There is a separate notion of caching a function and caching its output. The latter is, simply, never done in GHC (though see discussion of what's going on with your optimized version below). The former may sound dumb, but it in fact is not so dumb as you might think; you could imagine writing a function which is, say, id if the collatz conjecture is true and not otherwise. In such a situation, it makes complete sense to only test the collatz conjecture once, and then cache whether we should behave as id or not forever afterwards.

Once you understand this basic fact, the next leap you must believe is that in GHC, typeclass constraints are compiled to functions. (The arguments to the function are typeclass dictionaries telling how each of the typeclass' methods behave.) GHC itself manages constructing and passing these dictionaries around for you, and in most cases it's quite transparent to the user.

But the upshot of this compilation strategy is this: a polymorphic but typeclass-constrained type is a function even if it doesn't appear to have function arrows in it. That is,

f 1.5 :: Floating a => a

looks like a plain old value; but in fact it is a function which takes a Floating a dictionary and produces a value of type a. So any computations that go into computing the value a are redone afresh each time this function is applied (read: used at a specific monomorphic type) because, after all, the precise value chosen depends critically on how the typeclass' methods behave.

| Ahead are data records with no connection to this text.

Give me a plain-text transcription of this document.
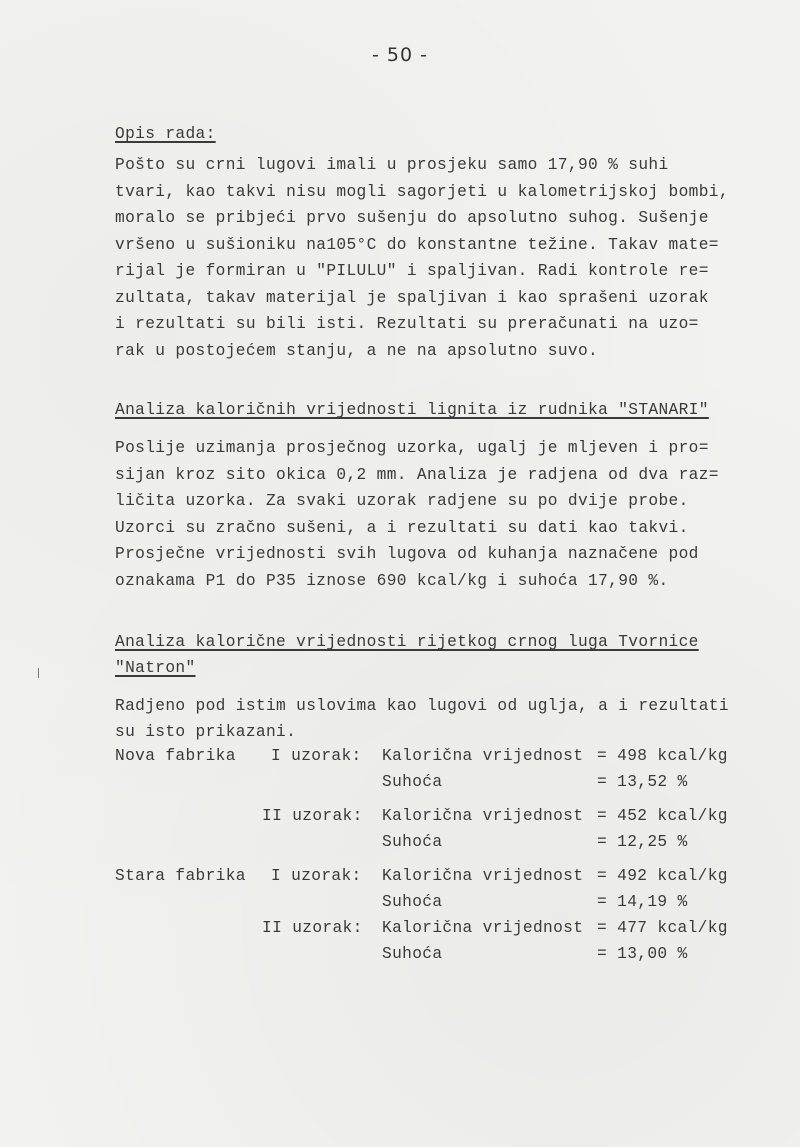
- 50 -
Opis rada:
Pošto su crni lugovi imali u prosjeku samo 17,90 % suhi
tvari, kao takvi nisu mogli sagorjeti u kalometrijskoj bombi,
moralo se pribjeći prvo sušenju do apsolutno suhog. Sušenje
vršeno u sušioniku na105°C do konstantne težine. Takav mate=
rijal je formiran u "PILULU" i spaljivan. Radi kontrole re=
zultata, takav materijal je spaljivan i kao sprašeni uzorak
i rezultati su bili isti. Rezultati su preračunati na uzo=
rak u postojećem stanju, a ne na apsolutno suvo.
Analiza kaloričnih vrijednosti lignita iz rudnika "STANARI"
Poslije uzimanja prosječnog uzorka, ugalj je mljeven i pro=
sijan kroz sito okica 0,2 mm. Analiza je radjena od dva raz=
ličita uzorka. Za svaki uzorak radjene su po dvije probe.
Uzorci su zračno sušeni, a i rezultati su dati kao takvi.
Prosječne vrijednosti svih lugova od kuhanja naznačene pod
oznakama P1 do P35 iznose 690 kcal/kg i suhoća 17,90 %.
Analiza kalorične vrijednosti rijetkog crnog luga Tvornice
"Natron"
Radjeno pod istim uslovima kao lugovi od uglja, a i rezultati
su isto prikazani.
Nova fabrika I uzorak: Kalorična vrijednost = 498 kcal/kg
Suhoća	= 13,52 %
II uzorak: Kalorična vrijednost = 452 kcal/kg
Suhoća	= 12,25 %
Stara fabrika I uzorak: Kalorična vrijednost = 492 kcal/kg
Suhoća	= 14,19 %
II uzorak: Kalorična vrijednost = 477 kcal/kg
Suhoća	= 13,00 %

This leaves only the question of why optimizations changed things in your situation. There I believe what happened is called "specialization", in which the compiler will try to notice when polymorphic things get used at a statically-known monomorphic type and make a binding for that. It goes something like this:

-- starting point
main = do
    let trans = \dict -> trace "hello" $ minus dict (fromRational dict (3%2)) (fromRational dict (2%1))
    print (trans dictForDouble)
    print (trans dictForDouble)

-- specialization
main = do
    let trans = \dict -> trace "hello" $ minus dict (fromRational dict (3%2)) (fromRational dict (2%1))
    let transForDouble = trans dictForDouble
    print transForDouble
    print transForDouble

-- inlining
main = do
    let transForDouble = trace "hello" $ minus dictForDouble (fromRational dict (3%2)) (fromRational dictForDouble (2%1))
    print transForDouble
    print transForDouble

In this last one the function-ness is gone; it is "as if" GHC has cached the output of trans when applied to the dictionary dictForDouble. (If you compile with optimizations and -ddump-simpl you will see it goes even further, doing constant-propagation to turn the minus ... stuff into just D# -0.5##. Whew!)